While there is a wealth of research and data demonstrating how creating sustainable infrastructures and recycling is beneficial to the climate, our economy, and our society, the basic research needs required to eliminate our waste problem are unmet. Often catastrophic environmental problems do not develop out of a singular event, but rather out of sustained and habitual usage of some resource (e.g. water scarcity or overfishing) or willful ignorance (e.g. recycling). However, it is not until catastrophe is imminent as a result of those poor habits that humans react. For example, the water crisis and the rationing of resources in preparation for "Day 0" in Cape Town. It was not until under these near-death conditions that our society put restrictions its own nature by forcing ourselves to ration water and was able to prolong an almost inevitable catastrophic event indefinitely. Our practice of waste disposal and recycling inefficiencies are of the same nature. If preparative actions are not taken, we and our environment (i.e. our food and water supply), will pay a heavy, if not insurmountable, cost.

In brief, this Big Idea appears as a three-pronged approach with big questions centered around Recycling, Repurposing, & Restructuring for Sustainability: first, dealing with what we have (i.e. how do we process current waste to reverse our impact on the environment), second, developing new materials that are based on recyclable strategies, and, finally, education for future generations to appreciate the critical impact that both basic science and policy makers have on the future of our environment.

First, we must deal with what is in front of us. How can we repurpose existing waste to power our society in a sustainable way? Are strategies such as pyrolysis, the treatment of plastics with high heat and low oxygen to extract short chain hydrocarbons, the most efficient we can do? How efficient can we make them? Additionally, can we utilize nature and tune biology to do similar processes under ambient conditions?

Second, we must focus on the development of new materials. A number of research groups are focused on creating recycle-ready materials that can be easily repurposed using external stimuli such as temperature and catalysts that can carry out selective and complicated reactions under facile conditions.
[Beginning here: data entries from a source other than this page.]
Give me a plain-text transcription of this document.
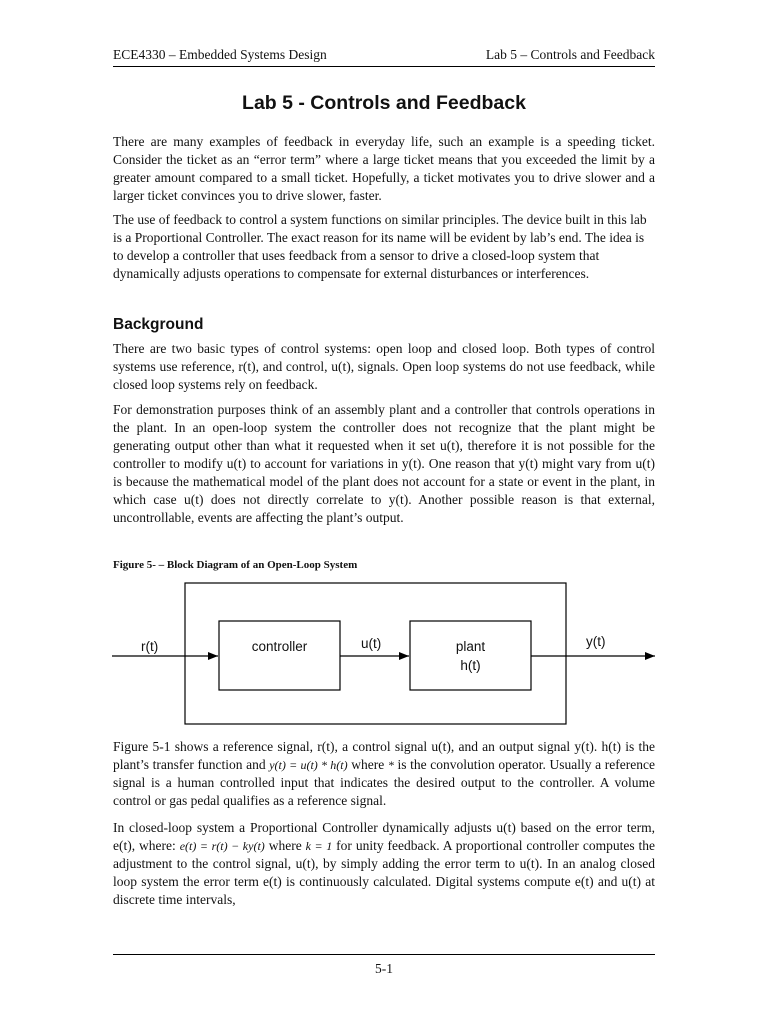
ECE4330 – Embedded Systems Design	Lab 5 – Controls and Feedback
Lab 5 - Controls and Feedback

There are many examples of feedback in everyday life, such an example is a speeding ticket. Consider the ticket as an “error term” where a large ticket means that you exceeded the limit by a greater amount compared to a small ticket. Hopefully, a ticket motivates you to drive slower and a larger ticket convinces you to drive slower, faster.

The use of feedback to control a system functions on similar principles. The device built in this lab is a Proportional Controller. The exact reason for its name will be evident by lab’s end. The idea is to develop a controller that uses feedback from a sensor to drive a closed-loop system that dynamically adjusts operations to compensate for external disturbances or interferences.

Background

There are two basic types of control systems: open loop and closed loop. Both types of control systems use reference, r(t), and control, u(t), signals. Open loop systems do not use feedback, while closed loop systems rely on feedback.

For demonstration purposes think of an assembly plant and a controller that controls operations in the plant. In an open-loop system the controller does not recognize that the plant might be generating output other than what it requested when it set u(t), therefore it is not possible for the controller to modify u(t) to account for variations in y(t). One reason that y(t) might vary from u(t) is because the mathematical model of the plant does not account for a state or event in the plant, in which case u(t) does not directly correlate to y(t). Another possible reason is that external, uncontrollable, events are affecting the plant’s output.

Figure 5- – Block Diagram of an Open-Loop System
r(t)	controller	u(t)	plant
h(t)
y(t)

Figure 5-1 shows a reference signal, r(t), a control signal u(t), and an output signal y(t). h(t) is the plant’s transfer function and y(t) = u(t) * h(t) where * is the convolution operator. Usually a reference signal is a human controlled input that indicates the desired output to the controller. A volume control or gas pedal qualifies as a reference signal.

In closed-loop system a Proportional Controller dynamically adjusts u(t) based on the error term, e(t), where: e(t) = r(t) − ky(t) where k = 1 for unity feedback. A proportional controller computes the adjustment to the control signal, u(t), by simply adding the error term to u(t). In an analog closed loop system the error term e(t) is continuously calculated. Digital systems compute e(t) and u(t) at discrete time intervals,

5-1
What types of materials are possible and how will they compare to the durable plastics we have in place? How will we scale these new materials to produce them in a cost-efficient manner?

Lastly, while the above strategies and key research objectives focus on basic scientific approaches to transform our waste into sustainable strategies, we also need to focus on extending the importance of our research to the non-scientific community. However, in order to accomplish this foundational restructuring, we need clear directives. The questions that need to be addressed span small and large scales. On a small scale, what do individuals see as the biggest challenges to implementing sustainable habits in their everyday lives and how much does general knowledge accurately reflect the conclusions of current scientific evidence about our environment? At a municipal and national level, our capitalistic democracy requires government and private industries to work cooperatively to govern the use of utilities such electricity and water. How do these groups communicate and work together and can they be better integrated? On a global level, how do governments work together to understand and address the biggest factors facing our nations' and communities' livelihoods? These research efforts require significant cross collaborations from both basic scientists and those researching social, behavioral, and economical patterns of people.